Побольше тебе хороших студентов и поменьше валерьянки


----------



## iskander-k (24 Июл 2011)

Поздравляю!!!


----------



## Severnyj (24 Июл 2011)

Поздравляю


----------



## Farger (24 Июл 2011)

Поздравляю!!!


----------



## Sfera (24 Июл 2011)

Спасибо)). Надеюсь, найдем общий язык


----------



## Сашка (24 Июл 2011)

*Новой учительнице))*​






*Возьми меня к себе на заднюю парту!*​


----------



## zirreX (24 Июл 2011)

Поздравляю, Маша!


----------



## Alex1983 (24 Июл 2011)

Поздравляю!!!


----------



## Arbitr (24 Июл 2011)

уря новая училка у нас))) заготовил кнопки на стул)))


----------



## edde (24 Июл 2011)

велкам в клуб


----------



## Techno (25 Июл 2011)

Поздравляю!!!


----------



## goredey (25 Июл 2011)

Привет, Маша. Поздравляю тебя со вступлением в доблесные ряды преподавателей. Подозреваю, что тебе понадобятся железные нервы, потому их тебе и желаю. Удачи!


----------



## Mila (25 Июл 2011)

Машенька, поздравляю! Знаю, у тебя все выйдет. Удачи!


----------



## thyrex (25 Июл 2011)

Поздравляю!!!


----------



## Drongo (25 Июл 2011)

Arbitr написал(а):


> новая училка у нас)))


Умная и красивя. :good2: Ура Маше.


----------



## Warrior Kratos (25 Июл 2011)

Поздравляю!!!!


----------



## Сашка (25 Июл 2011)

Drongo написал(а):


> Умная и красивя.


оха, и почему меня на второй год не оставили? Хочу к Маше в класс))


----------



## Vovan555971 (25 Июл 2011)

Примите мои поздравления!


----------



## Sfera (25 Июл 2011)

Сашка написал(а):


> Хочу к Маше в класс))


приходи, Саш
устроим ускоренный выпуск ))


----------



## Drongo (26 Июл 2011)

Сашка написал(а):


> оха, и почему меня на второй год не оставили? Хочу к Маше в класс))
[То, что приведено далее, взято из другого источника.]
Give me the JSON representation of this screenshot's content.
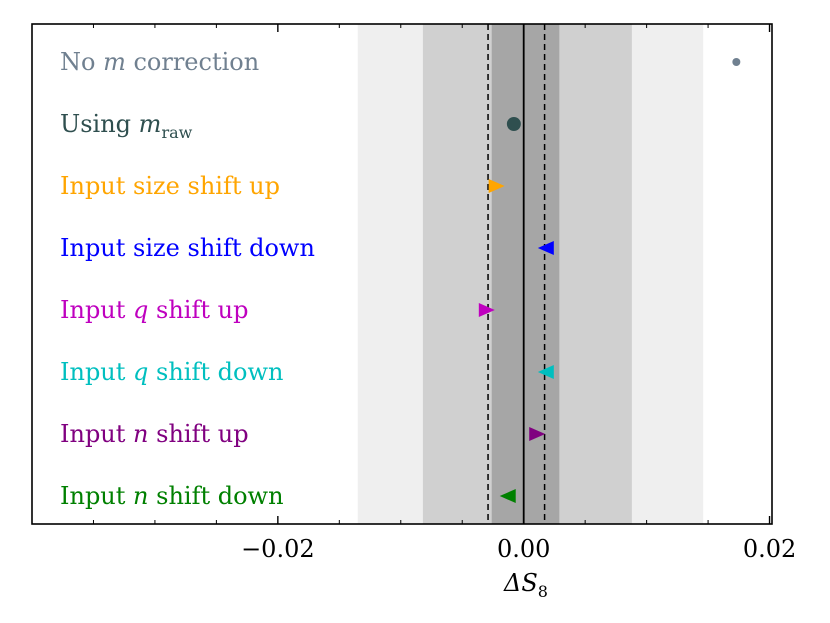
{
  "chart_data": {
    "type": "scatter",
    "title": "",
    "xlabel": "ΔS",
    "xlabel_sub": "8",
    "ylabel": "",
    "xlim": [
      -0.04,
      0.0202
    ],
    "x_ticks": [
      {
        "value": -0.02,
        "label": "−0.02"
      },
      {
        "value": 0.0,
        "label": "0.00"
      },
      {
        "value": 0.02,
        "label": "0.02"
      }
    ],
    "grid": false,
    "legend": "none",
    "bands": [
      {
        "low": -0.0135,
        "high": 0.0146,
        "color": "#efefef"
      },
      {
        "low": -0.0082,
        "high": 0.0088,
        "color": "#d0d0d0"
      },
      {
        "low": -0.0026,
        "high": 0.0029,
        "color": "#a6a6a6"
      }
    ],
    "reference_lines": [
      {
        "x": 0.0,
        "style": "solid"
      },
      {
        "x": -0.0029,
        "style": "dashed"
      },
      {
        "x": 0.0017,
        "style": "dashed"
      }
    ],
    "series": [
      {
        "label_parts": [
          {
            "t": "No ",
            "i": false
          },
          {
            "t": "m",
            "i": true
          },
          {
            "t": " correction",
            "i": false
          }
        ],
        "x": 0.0173,
        "color": "#708090",
        "marker": "small-dot"
      },
      {
        "label_parts": [
          {
            "t": "Using ",
            "i": false
          },
          {
            "t": "m",
            "i": true
          }
        ],
        "label_sub": "raw",
        "x": -0.0008,
        "color": "#2f4f4f",
        "marker": "dot"
      },
      {
        "label_parts": [
          {
            "t": "Input size shift up",
            "i": false
          }
        ],
        "x": -0.0022,
        "color": "#ffa500",
        "marker": "triangle-right"
      },
      {
        "label_parts": [
          {
            "t": "Input size shift down",
            "i": false
          }
        ],
        "x": 0.0018,
        "color": "#0000ff",
        "marker": "triangle-left"
      },
      {
        "label_parts": [
          {
            "t": "Input ",
            "i": false
          },
          {
            "t": "q",
            "i": true
          },
          {
            "t": " shift up",
            "i": false
          }
        ],
        "x": -0.003,
        "color": "#bf00bf",
        "marker": "triangle-right"
      },
      {
        "label_parts": [
          {
            "t": "Input ",
            "i": false
          },
          {
            "t": "q",
            "i": true
          },
          {
            "t": " shift down",
            "i": false
          }
        ],
        "x": 0.0018,
        "color": "#00bfbf",
        "marker": "triangle-left"
      },
      {
        "label_parts": [
          {
            "t": "Input ",
            "i": false
          },
          {
            "t": "n",
            "i": true
          },
          {
            "t": " shift up",
            "i": false
          }
        ],
        "x": 0.0011,
        "color": "#800080",
        "marker": "triangle-right"
      },
      {
        "label_parts": [
          {
            "t": "Input ",
            "i": false
          },
          {
            "t": "n",
            "i": true
          },
          {
            "t": " shift down",
            "i": false
          }
        ],
        "x": -0.0013,
        "color": "#008000",
        "marker": "triangle-left"
      }
    ]
  }
}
Конфекты и цвяты бери и бегом на 3-й курс, она тебя ждёт не дождётся голубчика. :victory:


----------



## Сашка (26 Июл 2011)

Sfera написал(а):


> приходи, Саш


ок, приду)) Кнопки на стул подкладывать не буду, дисциплину на уроках нарушать тоже))


----------



## icotonev (26 Июл 2011)

Поздравляю!!!


----------



## sanada (27 Июл 2011)

Поздравляю! Преподавание - это большая работа и ответственность. Но и радость и гордость. А так же море успокаивающих препаратов Терпения, спокойствия и еще раз терпения, послушных и благодарных студентов! И удачи на этом почетном пути.


----------